Terry stared at the precipitation in confusion; it was too warm for snow, and why would it be dirty this far from civilization? Her gaze turned toward a maple that was dusted with the substance.

The tree was dying before Terry’s eyes. Its leaves had gone brown and fallen. Pustules bubbled up under the bark, splitting it apart. Jumping back in shock, she saw the grove of pines behind her home decaying with the arrival of the terrible substance.

Terry crumpled to her knees, helpless, as the death came to her forest.

 

II.

 

Lucas squinted, trying to make out the approaching figures through the gloom. The boy was sheltered in the burnt remains of a house on what used to be a nice street. He adjusted his oxygen mask, letting out a muted cough. 

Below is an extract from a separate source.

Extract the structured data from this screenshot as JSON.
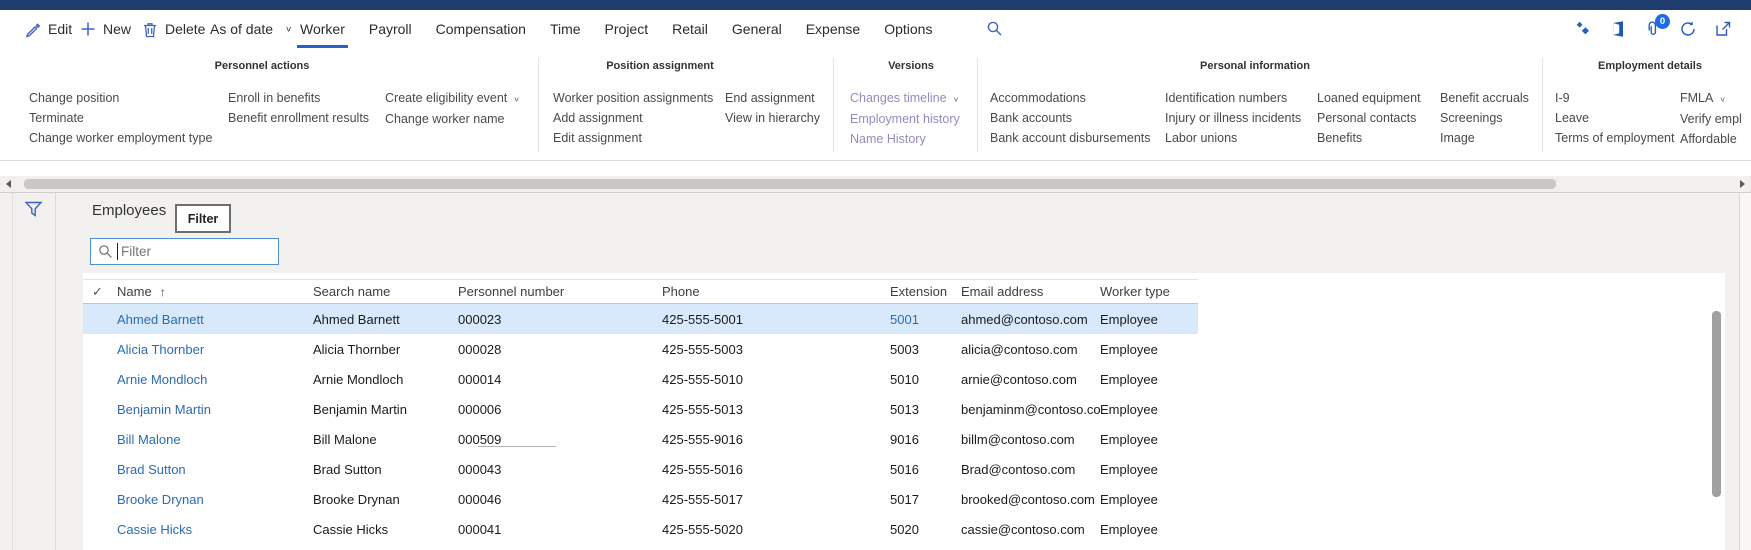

The figures drew closer. Raiders, searching for spoils in a land of poisoned earth. Three of them, and armed. They scattered like the vultures they were and picked greedily through the suburban ruins.

When he was sure that they wouldn’t see him, Lucas picked up the backpack he had loaded with supplies and slipped away, disappearing into the wasteland.

 

III.

 

The planet’s surface was littered with bones. Twisted, mutilated skeletons of trees stood among them, massive grave markers for the species lost. The biologists had seen the sight before on several worlds already.

The taller of the two scanned the soil with several instruments held in his many sets of arms. “Xymethian fungus, without a doubt,” he confirmed, waving his antennae wildly.

The second biologist opened communications with their ship. “Confirmed, the Plague has eradicated this world.”

They sadly entered the shuttle airlock. As the anti-fungal gas surrounded them, they prayed that next time, they would not be too late.

 

Michael Adamas

Michael Adamas was born in a barn and raised in a house. He spends long afternoons in the woods and creates art in his free time. He lives in Ohio.